使用 curl 通过 livy 提交 spark 作业
Submitting spark Jobs over livy using curl
我正在通过 Curl 在 livy (0.6.0) 会话中提交 spark 作业
作业是一个大的 jar 文件,它扩展了作业接口,就像这样:
实际上当 运行 此代码使用此 curl 命令时:
curl -X POST -d '{"kind": "spark","files":["/config.json"],"jars":["/myjar.jar"],"driverMemory":"512M","executorMemory":"512M"}' -H "Content-Type: application/json" localhost:8998/sessions/
当涉及到代码时,它与上面显示的答案完全一样:
package com.mycompany.test
import org.apache.livy.{Job, JobContext}
import org.apache.spark._
import org.apache.livy.scalaapi._
object Test extends Job[Boolean]{
override def call(jc: JobContext): Boolean = {
val sc = jc.sc
sc.getConf.getAll.foreach(println)
return true
}
至于错误是java空指针异常,如下所示
Exception in thread "main" java.lang.NullPointerException
at org.apache.livy.rsc.driver.JobWrapper.cancel(JobWrapper.java:90)
at org.apache.livy.rsc.driver.RSCDriver.shutdown(RSCDriver.java:127)
at org.apache.livy.rsc.driver.RSCDriver.run(RSCDriver.java:356)
at org.apache.livy.rsc.driver.RSCDriverBootstrapper.main(RSCDriverBootstrapper.java:93)
at sun.reflect.NativeMethodAccessorImpl.invoke0(Native Method)

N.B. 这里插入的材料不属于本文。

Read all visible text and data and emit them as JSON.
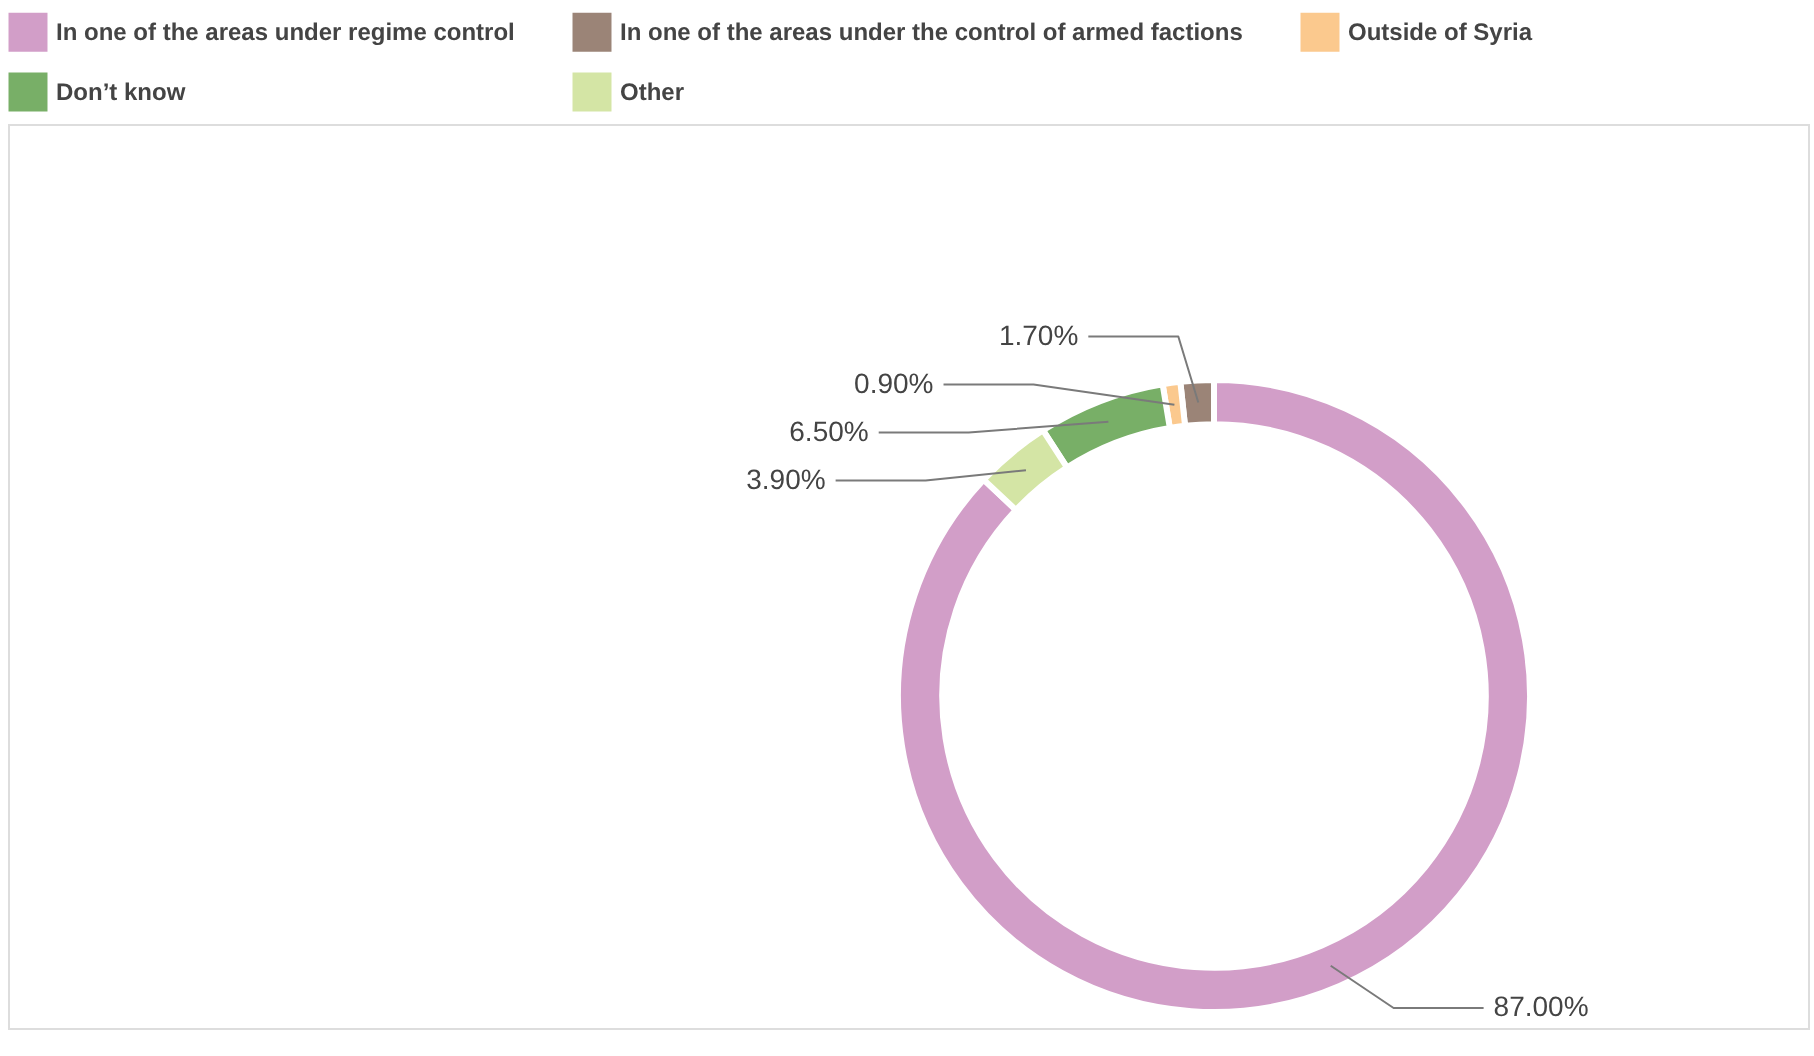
{
  "chart_data": {
    "type": "donut",
    "categories": [
      "In one of the areas under regime control",
      "In one of the areas under the control of armed factions",
      "Outside of Syria",
      "Don’t know",
      "Other"
    ],
    "values": [
      87,
      1.7,
      0.9,
      6.5,
      3.9
    ],
    "value_labels": [
      "87.00%",
      "1.70%",
      "0.90%",
      "6.50%",
      "3.90%"
    ],
    "colors": [
      "#d29ec8",
      "#9b8477",
      "#fbc98e",
      "#78af67",
      "#d4e5a5"
    ],
    "legend": "top"
  }
}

at sun.reflect.NativeMethodAccessorImpl.invoke(NativeMethodAccessorImpl.java:62)
at sun.reflect.DelegatingMethodAccessorImpl.invoke(DelegatingMethodAccessorImpl.java:43)

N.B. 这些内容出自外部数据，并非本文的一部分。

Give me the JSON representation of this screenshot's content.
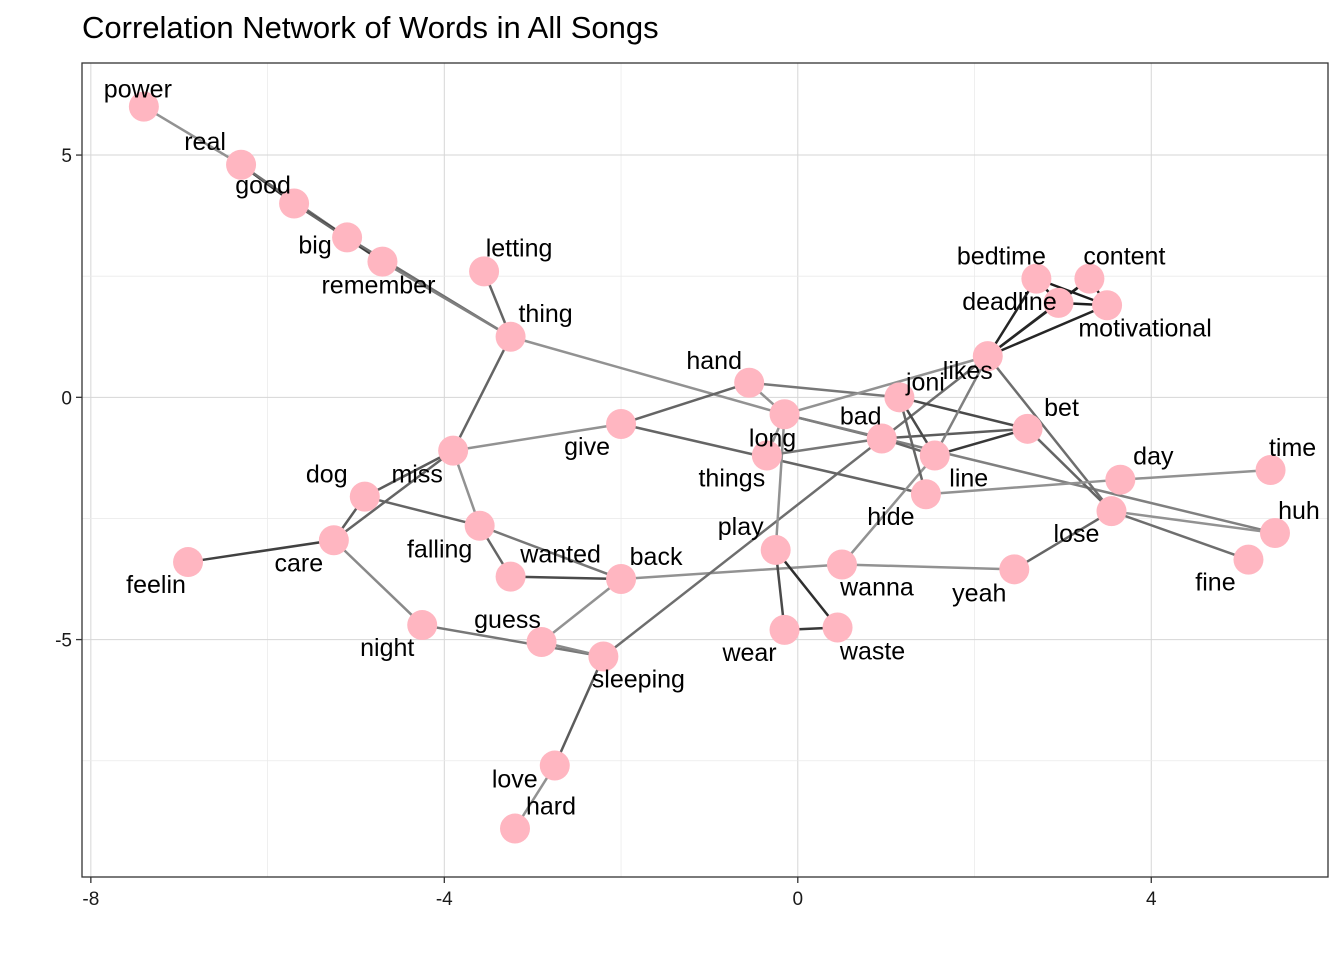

at java.lang.reflect.Method.invoke(Method.java:498)
at org.apache.spark.deploy.JavaMainApplication.start(SparkApplication.scala:52)
at org.apache.spark.deploy.SparkSubmit.org$apache$spark$deploy$SparkSubmit$$runMain(SparkSubmit.scala:849)

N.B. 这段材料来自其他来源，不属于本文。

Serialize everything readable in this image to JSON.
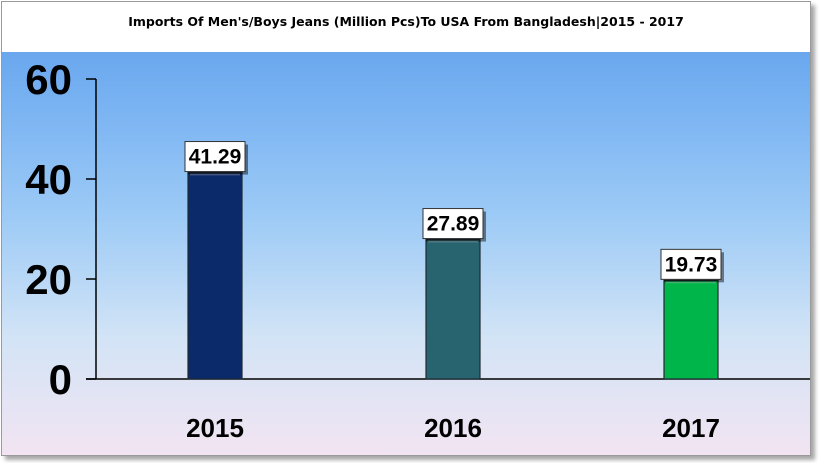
{
  "chart_data": {
    "type": "bar",
    "title": "Imports Of Men's/Boys Jeans (Million Pcs)To USA From Bangladesh|2015 - 2017",
    "xlabel": "",
    "ylabel": "",
    "ylim": [
      0,
      60
    ],
    "yticks": [
      "0",
      "20",
      "40",
      "60"
    ],
    "categories": [
      "2015",
      "2016",
      "2017"
    ],
    "values": [
      41.29,
      27.89,
      19.73
    ],
    "data_labels": [
      "41.29",
      "27.89",
      "19.73"
    ],
    "bar_colors": [
      "#0a2a6a",
      "#276470",
      "#00b54a"
    ],
    "grid": false,
    "legend": "none"
  }
}
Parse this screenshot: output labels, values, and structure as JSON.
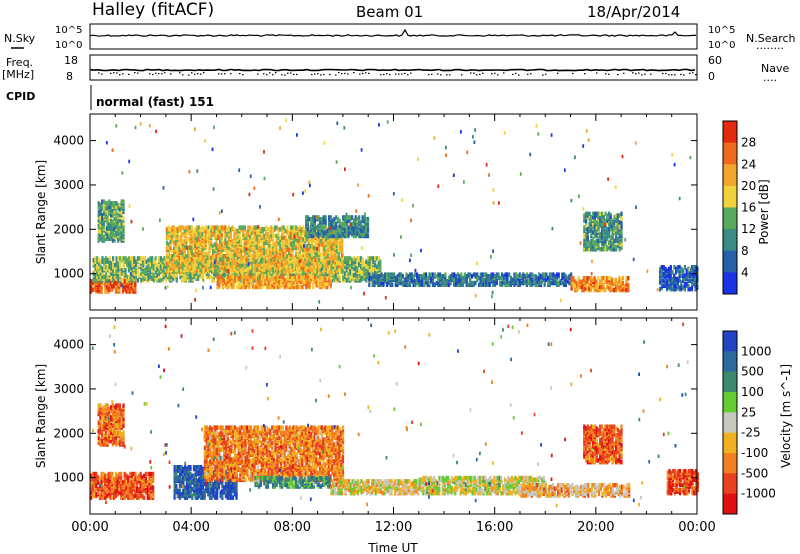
{
  "header": {
    "station": "Halley (fitACF)",
    "beam": "Beam 01",
    "date": "18/Apr/2014"
  },
  "strips": {
    "sky_label": "N.Sky",
    "search_label": "N.Search",
    "search_dots": "........",
    "freq_label_1": "Freq.",
    "freq_label_2": "[MHz]",
    "nave_label": "Nave",
    "nave_dots": "....",
    "cpid_label": "CPID",
    "cpid_text": "normal (fast) 151",
    "sky_ticks": [
      "10^5",
      "10^0"
    ],
    "search_ticks": [
      "10^5",
      "10^0"
    ],
    "freq_ticks": [
      "18",
      "8"
    ],
    "nave_ticks": [
      "60",
      "0"
    ]
  },
  "chart_data": [
    {
      "type": "heatmap",
      "ylabel": "Slant Range [km]",
      "ylim": [
        180,
        4600
      ],
      "yticks": [
        "1000",
        "2000",
        "3000",
        "4000"
      ],
      "colorbar_label": "Power [dB]",
      "colorbar_ticks": [
        "4",
        "8",
        "12",
        "16",
        "20",
        "24",
        "28"
      ],
      "colors": [
        "#1a33e6",
        "#275ea8",
        "#3a8a86",
        "#5aaa5e",
        "#f2d23a",
        "#f2a62a",
        "#ef6a1c",
        "#e22a10"
      ],
      "regions": [
        {
          "t0": 0.0,
          "t1": 1.8,
          "r0": 650,
          "r1": 950,
          "level": 0.85
        },
        {
          "t0": 0.1,
          "t1": 11.5,
          "r0": 900,
          "r1": 1400,
          "level": 0.45
        },
        {
          "t0": 3.0,
          "t1": 10.0,
          "r0": 1100,
          "r1": 2100,
          "level": 0.6
        },
        {
          "t0": 5.0,
          "t1": 9.5,
          "r0": 750,
          "r1": 1000,
          "level": 0.7
        },
        {
          "t0": 11.0,
          "t1": 19.0,
          "r0": 800,
          "r1": 1050,
          "level": 0.25
        },
        {
          "t0": 19.0,
          "t1": 21.3,
          "r0": 680,
          "r1": 950,
          "level": 0.75
        },
        {
          "t0": 0.3,
          "t1": 1.3,
          "r0": 1800,
          "r1": 2700,
          "level": 0.4
        },
        {
          "t0": 8.5,
          "t1": 11.0,
          "r0": 1900,
          "r1": 2350,
          "level": 0.3
        },
        {
          "t0": 19.5,
          "t1": 21.0,
          "r0": 1600,
          "r1": 2400,
          "level": 0.35
        },
        {
          "t0": 22.5,
          "t1": 24.0,
          "r0": 700,
          "r1": 1200,
          "level": 0.2
        }
      ]
    },
    {
      "type": "heatmap",
      "xlabel": "Time UT",
      "ylabel": "Slant Range [km]",
      "xlim": [
        0,
        24
      ],
      "xticks": [
        "00:00",
        "04:00",
        "08:00",
        "12:00",
        "16:00",
        "20:00",
        "00:00"
      ],
      "ylim": [
        180,
        4600
      ],
      "yticks": [
        "1000",
        "2000",
        "3000",
        "4000"
      ],
      "colorbar_label": "Velocity [m s^-1]",
      "colorbar_ticks": [
        "1000",
        "500",
        "100",
        "25",
        "-25",
        "-100",
        "-500",
        "-1000"
      ],
      "colors": [
        "#1f45c4",
        "#2e6a9e",
        "#3e8a6e",
        "#66cc33",
        "#c8c8c0",
        "#f0b020",
        "#f08020",
        "#e84020",
        "#e01010"
      ],
      "regions": [
        {
          "t0": 0.0,
          "t1": 2.5,
          "r0": 600,
          "r1": 1150,
          "level": 0.8
        },
        {
          "t0": 0.3,
          "t1": 1.3,
          "r0": 1800,
          "r1": 2700,
          "level": 0.75
        },
        {
          "t0": 3.3,
          "t1": 5.8,
          "r0": 600,
          "r1": 1300,
          "level": 0.1
        },
        {
          "t0": 4.5,
          "t1": 10.0,
          "r0": 1000,
          "r1": 2200,
          "level": 0.72
        },
        {
          "t0": 6.5,
          "t1": 9.5,
          "r0": 850,
          "r1": 1050,
          "level": 0.3
        },
        {
          "t0": 9.5,
          "t1": 13.5,
          "r0": 700,
          "r1": 1000,
          "level": 0.55
        },
        {
          "t0": 13.0,
          "t1": 18.0,
          "r0": 700,
          "r1": 1050,
          "level": 0.5
        },
        {
          "t0": 17.0,
          "t1": 21.3,
          "r0": 650,
          "r1": 900,
          "level": 0.62
        },
        {
          "t0": 19.5,
          "t1": 21.0,
          "r0": 1400,
          "r1": 2200,
          "level": 0.8
        },
        {
          "t0": 22.8,
          "t1": 24.0,
          "r0": 700,
          "r1": 1200,
          "level": 0.85
        }
      ]
    }
  ]
}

at org.apache.spark.deploy.SparkSubmit.doRunMain(SparkSubmit.scala:167)
at org.apache.spark.deploy.SparkSubmit.submit(SparkSubmit.scala:195)
at org.apache.spark.deploy.SparkSubmit.doSubmit(SparkSubmit.scala:86)
at org.apache.spark.deploy.SparkSubmit$$anon.doSubmit(SparkSubmit.scala:924)
at org.apache.spark.deploy.SparkSubmit$.main(SparkSubmit.scala:933)
at org.apache.spark.deploy.SparkSubmit.main(SparkSubmit.scala)
因为排除的输出是启动 运行 jar 中的作业
我使用了 livy REST apis,并且有两种方法可以提交 spark 作业。请参考 rest api docs,你会得到公平的理解 livy rest 请求。:
1。批次(/batches):
您提交请求,您将获得工作 ID。根据作业 ID,您可以轮询 Spark 作业的状态。在这里,您可以选择执行 uber jar 和代码文件,但我从未使用过后者
2。 Session (/sessions and /sessions/{sessionId}/statements):
您将 spark 作业作为代码提交,无需创建 uber jar。在这里,您首先创建一个 Session 并在此会话中执行 Statement/s(实际代码)
对于这两种方法,如果您查看文档,它对相应的休息请求和请求有很好的解释 body/parameters。
对您的代码的更正为:
批量
curl \
-X POST \
-d '{
"kind": "spark",
"files": [
"<use-absolute-path>"
],
"file": "absolute-path-to-your-application-jar",
"className": "fully-qualified-spark-class-name",
"driverMemory": "512M",
"executorMemory": "512M",
"conf": {<any-other-configs-as-key-val>}
}' \
-H "Content-Type: application/json" \
localhost:8998/batches/
会话和声明
// Create a session
curl \
-X POST \
-d '{
"kind": "spark",
"files": [
"<use-absolute-path>"
],
"driverMemory": "512M",
"executorMemory": "512M",
"conf": {<any-other-configs-as-key-val>}
}' \
-H "Content-Type: application/json" \
localhost:8998/sessions/
// Run code/statement in session created above
curl \
-X POST \
-d '{
"kind": "spark",
"code": "spark-code"
}' \
-H "Content-Type: application/json" \
localhost:8998/sessions/{sessionId}/statements
正如@yegeniy 上面提到的问题来自LIVY-636 你将需要在没有 Scala 库的情况下构建 Jar,一切都会顺利进行
我正在通过 Curl 在 livy (0.6.0) 会话中提交 spark 作业
作业是一个大的 jar 文件,它扩展了作业接口,就像这样:
实际上当 运行 此代码使用此 curl 命令时:
curl -X POST -d '{"kind": "spark","files":["/config.json"],"jars":["/myjar.jar"],"driverMemory":"512M","executorMemory":"512M"}' -H "Content-Type: application/json" localhost:8998/sessions/
当涉及到代码时,它与上面显示的答案完全一样:
package com.mycompany.test
import org.apache.livy.{Job, JobContext}
import org.apache.spark._
import org.apache.livy.scalaapi._
object Test extends Job[Boolean]{
override def call(jc: JobContext): Boolean = {
val sc = jc.sc
sc.getConf.getAll.foreach(println)
return true
}
至于错误是java空指针异常,如下所示
Exception in thread "main" java.lang.NullPointerException
at org.apache.livy.rsc.driver.JobWrapper.cancel(JobWrapper.java:90)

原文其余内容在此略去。